The point I’m driving at is that when a native, supported and integrated tool exists for a given stage of automation, it’s worth exploring, even if it represents another skill set for those who develop the automation. The insight gained can often lead to a more robust and appropriate implementation. In the end, a tool can call a combination of HEAT and Ansible as easily as just Ansible.
Containers vs. Platforms
Another lively discussion over the past few years revolves around where automation efforts should focus. AWS made popular the idea that automation at the IaaS layer was the way to go. A lot of companies have benefitted from that, but many more have found the learning curve too steep and the cost of fixed resources too high. Along came Heroku and promised to abstract away all the complexity of IaaS but still deliver all the benefits. The cost of that benefit came in either reduced flexibility or a steep learning curve to create new deployment contexts (called buildpacks). When Docker came along and provided a very easy way to produce a single function image that could be quickly instantiated, this spawned discussion related to how the container lifecycle should be orchestrated.

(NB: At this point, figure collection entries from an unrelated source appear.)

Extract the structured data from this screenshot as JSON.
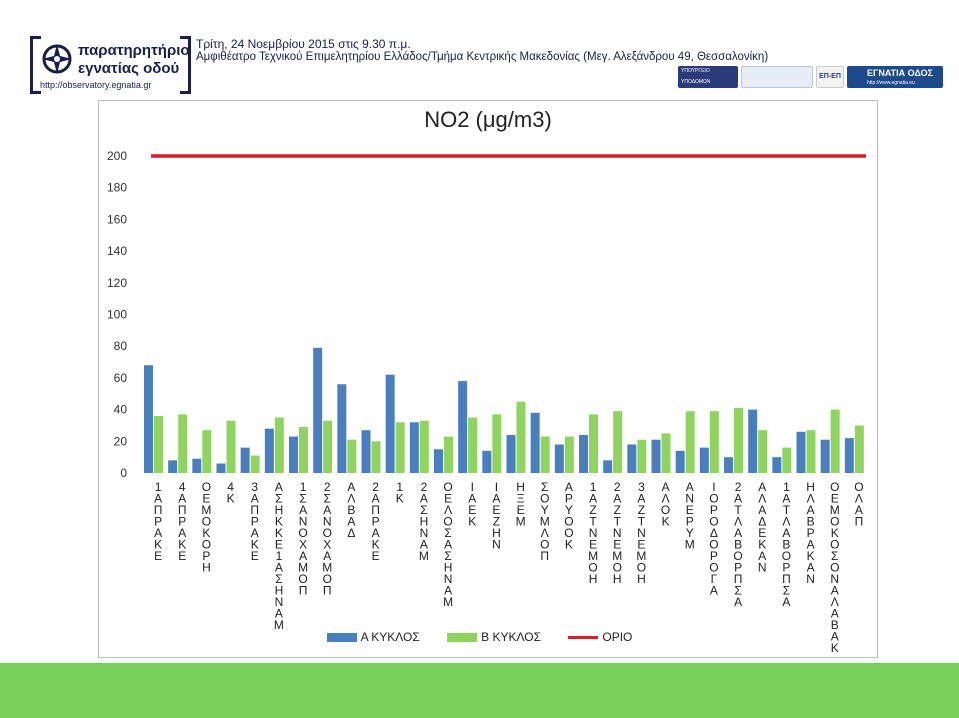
{
  "header": {
    "brand_line1": "παρατηρητήριο",
    "brand_line2": "εγνατίας οδού",
    "brand_url": "http://observatory.egnatia.gr",
    "event_line1": "Τρίτη, 24 Νοεμβρίου 2015 στις 9.30 π.μ.",
    "event_line2": "Αμφιθέατρο Τεχνικού Επιμελητηρίου Ελλάδος/Τμήμα Κεντρικής Μακεδονίας (Μεγ. Αλεξάνδρου 49, Θεσσαλονίκη)",
    "logo_ministry_text": "ΥΠΟΥΡΓΕΙΟ ΥΠΟΔΟΜΩΝ ΜΕΤΑΦΟΡΩΝ & ΔΙΚΤΥΩΝ",
    "logo_epep_text": "ΕΠ-ΕΠ",
    "logo_egnatia_text": "ΕΓΝΑΤΙΑ ΟΔΟΣ",
    "logo_egnatia_url": "http://www.egnatia.eu"
  },
  "colors": {
    "series_a": "#4a7fbf",
    "series_b": "#8ed45f",
    "limit": "#e11b22",
    "footer": "#77d05a",
    "brand": "#1a1f4a"
  },
  "chart_data": {
    "type": "bar",
    "title": "NO2 (μg/m3)",
    "ylim": [
      0,
      200
    ],
    "yticks": [
      0,
      20,
      40,
      60,
      80,
      100,
      120,
      140,
      160,
      180,
      200
    ],
    "grid": false,
    "legend_position": "bottom",
    "categories": [
      "1 ΑΠΡΑΚΕ",
      "4 ΑΠΡΑΚΕ",
      "ΟΕΜΟΚΟΡΗ",
      "4 Κ",
      "3 ΑΠΡΑΚΕ",
      "ΑΣΗΚΚΕ-1 ΑΣΗΝΑΜ",
      "1 ΣΑΝΟΧΑΜΟΠ",
      "2 ΣΑΝΟΧΑΜΟΠ",
      "ΑΛΒΑΔ",
      "2 ΑΠΡΑΚΕ",
      "1 Κ",
      "2 ΑΣΗΝΑΜ",
      "ΟΕΛΟΣ-ΑΣΗΝΑΜ",
      "ΙΑΕΚ",
      "ΙΑΕΖΗΝ",
      "ΗΞΕΜ",
      "ΣΟΥΜΛΟΠ",
      "ΑΡΥΟΟΚ",
      "1 ΑΖΤΝΕΜΟΗ",
      "2 ΑΖΤΝΕΜΟΗ",
      "3 ΑΖΤΝΕΜΟΗ",
      "ΑΛΟΚ",
      "ΑΝΕΡΥΜ",
      "ΙΟΡΟΔΟΡΟΓΑ",
      "2 ΑΤΛΑΒΟΡΠΣΑ",
      "ΑΛΑΔΕΚΑΝ",
      "1 ΑΤΛΑΒΟΡΠΣΑ",
      "ΗΛΑΒΡΑΚΑΝ",
      "ΟΕΜΟΚΟΣΟΝΑΛΑΒΑΚ",
      "ΟΛΑΠ"
    ],
    "category_labels_vertical": [
      "1\nΑ\nΠ\nΡ\nΑ\nΚ\nΕ",
      "4\nΑ\nΠ\nΡ\nΑ\nΚ\nΕ",
      "Ο\nΕ\nΜ\nΟ\nΚ\nΟ\nΡ\nΗ",
      "4\nΚ",
      "3\nΑ\nΠ\nΡ\nΑ\nΚ\nΕ",
      "Α\nΣ\nΗ\nΚ\nΚ\nΕ\n1\nΑ\nΣ\nΗ\nΝ\nΑ\nΜ",
      "1\nΣ\nΑ\nΝ\nΟ\nΧ\nΑ\nΜ\nΟ\nΠ",
      "2\nΣ\nΑ\nΝ\nΟ\nΧ\nΑ\nΜ\nΟ\nΠ",
      "Α\nΛ\nΒ\nΑ\nΔ",
      "2\nΑ\nΠ\nΡ\nΑ\nΚ\nΕ",
      "1\nΚ",
      "2\nΑ\nΣ\nΗ\nΝ\nΑ\nΜ",
      "Ο\nΕ\nΛ\nΟ\nΣ\nΑ\nΣ\nΗ\nΝ\nΑ\nΜ",
      "Ι\nΑ\nΕ\nΚ",
      "Ι\nΑ\nΕ\nΖ\nΗ\nΝ",
      "Η\nΞ\nΕ\nΜ",
      "Σ\nΟ\nΥ\nΜ\nΛ\nΟ\nΠ",
      "Α\nΡ\nΥ\nΟ\nΟ\nΚ",
      "1\nΑ\nΖ\nΤ\nΝ\nΕ\nΜ\nΟ\nΗ",
      "2\nΑ\nΖ\nΤ\nΝ\nΕ\nΜ\nΟ\nΗ",
      "3\nΑ\nΖ\nΤ\nΝ\nΕ\nΜ\nΟ\nΗ",
      "Α\nΛ\nΟ\nΚ",
      "Α\nΝ\nΕ\nΡ\nΥ\nΜ",
      "Ι\nΟ\nΡ\nΟ\nΔ\nΟ\nΡ\nΟ\nΓ\nΑ",
      "2\nΑ\nΤ\nΛ\nΑ\nΒ\nΟ\nΡ\nΠ\nΣ\nΑ",
      "Α\nΛ\nΑ\nΔ\nΕ\nΚ\nΑ\nΝ",
      "1\nΑ\nΤ\nΛ\nΑ\nΒ\nΟ\nΡ\nΠ\nΣ\nΑ",
      "Η\nΛ\nΑ\nΒ\nΡ\nΑ\nΚ\nΑ\nΝ",
      "Ο\nΕ\nΜ\nΟ\nΚ\nΟ\nΣ\nΟ\nΝ\nΑ\nΛ\nΑ\nΒ\nΑ\nΚ",
      "Ο\nΛ\nΑ\nΠ"
    ],
    "series": [
      {
        "name": "Α ΚΥΚΛΟΣ",
        "values": [
          68,
          8,
          9,
          6,
          16,
          28,
          23,
          79,
          56,
          27,
          62,
          32,
          15,
          58,
          14,
          24,
          38,
          18,
          24,
          8,
          18,
          21,
          14,
          16,
          10,
          40,
          10,
          26,
          21,
          22
        ]
      },
      {
        "name": "Β ΚΥΚΛΟΣ",
        "values": [
          36,
          37,
          27,
          33,
          11,
          35,
          29,
          33,
          21,
          20,
          32,
          33,
          23,
          35,
          37,
          45,
          23,
          23,
          37,
          39,
          21,
          25,
          39,
          39,
          41,
          27,
          16,
          27,
          40,
          30
        ]
      }
    ],
    "limit": {
      "name": "ΟΡΙΟ",
      "value": 200
    }
  }
}
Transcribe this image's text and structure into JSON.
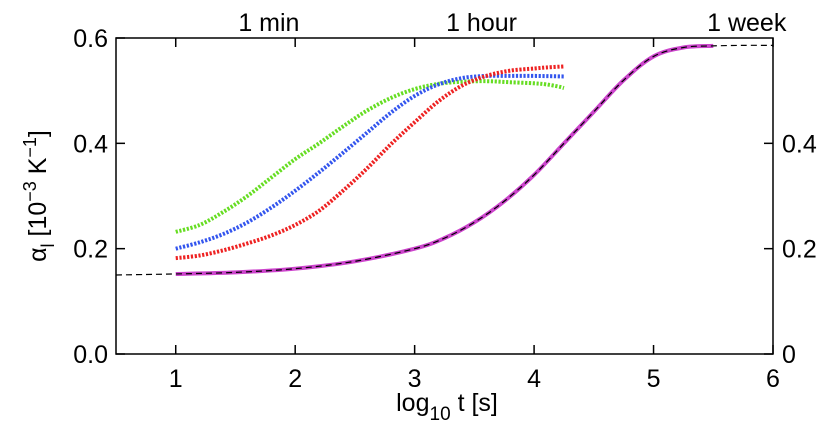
{
  "chart_data": {
    "type": "line",
    "title": "",
    "xlabel": {
      "base": "log",
      "sub": "10",
      "rest": " t [s]"
    },
    "ylabel": {
      "alpha": "α",
      "sub": "l",
      "unit_open": " [10",
      "exp1": "−3",
      "unit_mid": " K",
      "exp2": "−1",
      "unit_close": "]"
    },
    "xlim": [
      0.5,
      6
    ],
    "ylim": [
      0.0,
      0.6
    ],
    "grid": false,
    "x_ticks": [
      {
        "v": 1,
        "label": "1"
      },
      {
        "v": 2,
        "label": "2"
      },
      {
        "v": 3,
        "label": "3"
      },
      {
        "v": 4,
        "label": "4"
      },
      {
        "v": 5,
        "label": "5"
      },
      {
        "v": 6,
        "label": "6"
      }
    ],
    "y_ticks_left": [
      {
        "v": 0.0,
        "label": "0.0"
      },
      {
        "v": 0.2,
        "label": "0.2"
      },
      {
        "v": 0.4,
        "label": "0.4"
      },
      {
        "v": 0.6,
        "label": "0.6"
      }
    ],
    "y_ticks_right": [
      {
        "v": 0.0,
        "label": "0"
      },
      {
        "v": 0.2,
        "label": "0.2"
      },
      {
        "v": 0.4,
        "label": "0.4"
      }
    ],
    "top_annotations": [
      {
        "x": 1.78,
        "label": "1 min"
      },
      {
        "x": 3.56,
        "label": "1 hour"
      },
      {
        "x": 5.78,
        "label": "1 week"
      }
    ],
    "series": [
      {
        "color": "#66dd22",
        "style": "markers",
        "x": [
          1.0,
          1.2,
          1.4,
          1.6,
          1.8,
          2.0,
          2.2,
          2.4,
          2.6,
          2.8,
          3.0,
          3.2,
          3.4,
          3.6,
          3.8,
          4.0,
          4.1,
          4.2,
          4.25
        ],
        "y": [
          0.232,
          0.245,
          0.27,
          0.3,
          0.335,
          0.37,
          0.4,
          0.432,
          0.462,
          0.486,
          0.503,
          0.513,
          0.517,
          0.518,
          0.516,
          0.514,
          0.512,
          0.508,
          0.505
        ]
      },
      {
        "color": "#3355ee",
        "style": "markers",
        "x": [
          1.0,
          1.2,
          1.4,
          1.6,
          1.8,
          2.0,
          2.2,
          2.4,
          2.6,
          2.8,
          3.0,
          3.2,
          3.4,
          3.6,
          3.8,
          4.0,
          4.25
        ],
        "y": [
          0.2,
          0.212,
          0.228,
          0.25,
          0.278,
          0.31,
          0.345,
          0.382,
          0.42,
          0.458,
          0.49,
          0.512,
          0.524,
          0.528,
          0.528,
          0.528,
          0.527
        ]
      },
      {
        "color": "#ee2222",
        "style": "markers",
        "x": [
          1.0,
          1.2,
          1.4,
          1.6,
          1.8,
          2.0,
          2.2,
          2.4,
          2.6,
          2.8,
          3.0,
          3.2,
          3.4,
          3.6,
          3.8,
          4.0,
          4.1,
          4.25
        ],
        "y": [
          0.182,
          0.187,
          0.197,
          0.21,
          0.225,
          0.245,
          0.272,
          0.31,
          0.352,
          0.398,
          0.44,
          0.48,
          0.51,
          0.528,
          0.538,
          0.542,
          0.544,
          0.546
        ]
      },
      {
        "color": "#cc44cc",
        "style": "line",
        "x": [
          1.0,
          1.5,
          2.0,
          2.5,
          3.0,
          3.25,
          3.5,
          3.75,
          4.0,
          4.25,
          4.5,
          4.75,
          5.0,
          5.25,
          5.5
        ],
        "y": [
          0.152,
          0.155,
          0.162,
          0.176,
          0.2,
          0.22,
          0.25,
          0.29,
          0.34,
          0.4,
          0.46,
          0.52,
          0.565,
          0.582,
          0.585
        ]
      },
      {
        "color": "#000000",
        "style": "dashed",
        "x": [
          0.5,
          0.75,
          1.0,
          1.5,
          2.0,
          2.5,
          3.0,
          3.25,
          3.5,
          3.75,
          4.0,
          4.25,
          4.5,
          4.75,
          5.0,
          5.25,
          5.5,
          5.75,
          6.0
        ],
        "y": [
          0.15,
          0.151,
          0.152,
          0.155,
          0.162,
          0.176,
          0.2,
          0.22,
          0.25,
          0.29,
          0.34,
          0.4,
          0.46,
          0.52,
          0.565,
          0.582,
          0.585,
          0.586,
          0.586
        ]
      }
    ]
  }
}
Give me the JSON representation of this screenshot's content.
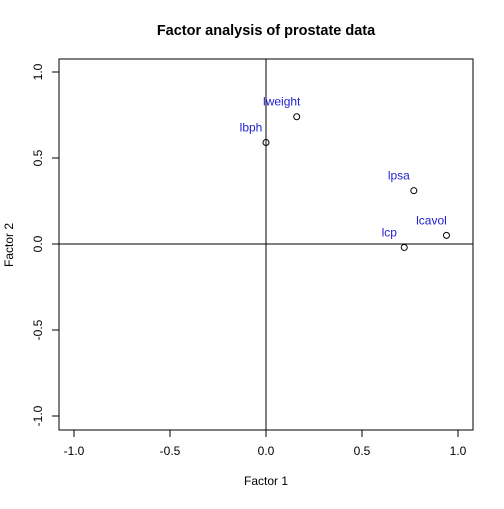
{
  "chart_data": {
    "type": "scatter",
    "title": "Factor analysis of prostate data",
    "xlabel": "Factor 1",
    "ylabel": "Factor 2",
    "xlim": [
      -1.0,
      1.0
    ],
    "ylim": [
      -1.0,
      1.0
    ],
    "xticks": [
      -1.0,
      -0.5,
      0.0,
      0.5,
      1.0
    ],
    "xtick_labels": [
      "-1.0",
      "-0.5",
      "0.0",
      "0.5",
      "1.0"
    ],
    "yticks": [
      -1.0,
      -0.5,
      0.0,
      0.5,
      1.0
    ],
    "ytick_labels": [
      "-1.0",
      "-0.5",
      "0.0",
      "0.5",
      "1.0"
    ],
    "grid": false,
    "reference_lines": {
      "x": 0,
      "y": 0
    },
    "points": [
      {
        "label": "lweight",
        "x": 0.16,
        "y": 0.74
      },
      {
        "label": "lbph",
        "x": 0.0,
        "y": 0.59
      },
      {
        "label": "lpsa",
        "x": 0.77,
        "y": 0.31
      },
      {
        "label": "lcavol",
        "x": 0.94,
        "y": 0.05
      },
      {
        "label": "lcp",
        "x": 0.72,
        "y": -0.02
      }
    ],
    "colors": {
      "point_label": "#1f1fd0",
      "marker": "#000000",
      "axis": "#000000"
    }
  }
}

Containers moved the concept of image creation away from general purpose compute, which had been the focus of IaaS, and toward specialized compute, such as a single application executable. Start time and resource efficiency made containers more appealing than virtual servers, but questions about how to handle networking and storage remained. The docker best practice of single function containers drove up the number of instances when compared to more complex virtual servers that filled multiple roles and had longer life cycles. Orchestration became the key to reliable container based deployments.
The descriptive approaches that evolved to accommodate containers, such as kubernetes, provide more ease and speed than IaaS, while providing more transparency and control than PaaS. Containers make it possible to define their application deployment scenario, including images, networking, storage, configuration, routing, etc., in plain text and trust the Container as a Service (CaaS) to orchestrate it all.
Up to this point, infrastructure as code has evolved from shell and bash scripts, to infrastructure definitions for IaaS tools, to configuration and image creation tools for what those environments look like to full application deployment descriptions. What remains to mature are the configuration, secret management and regional distribution of compute locality for performance and edge data processing.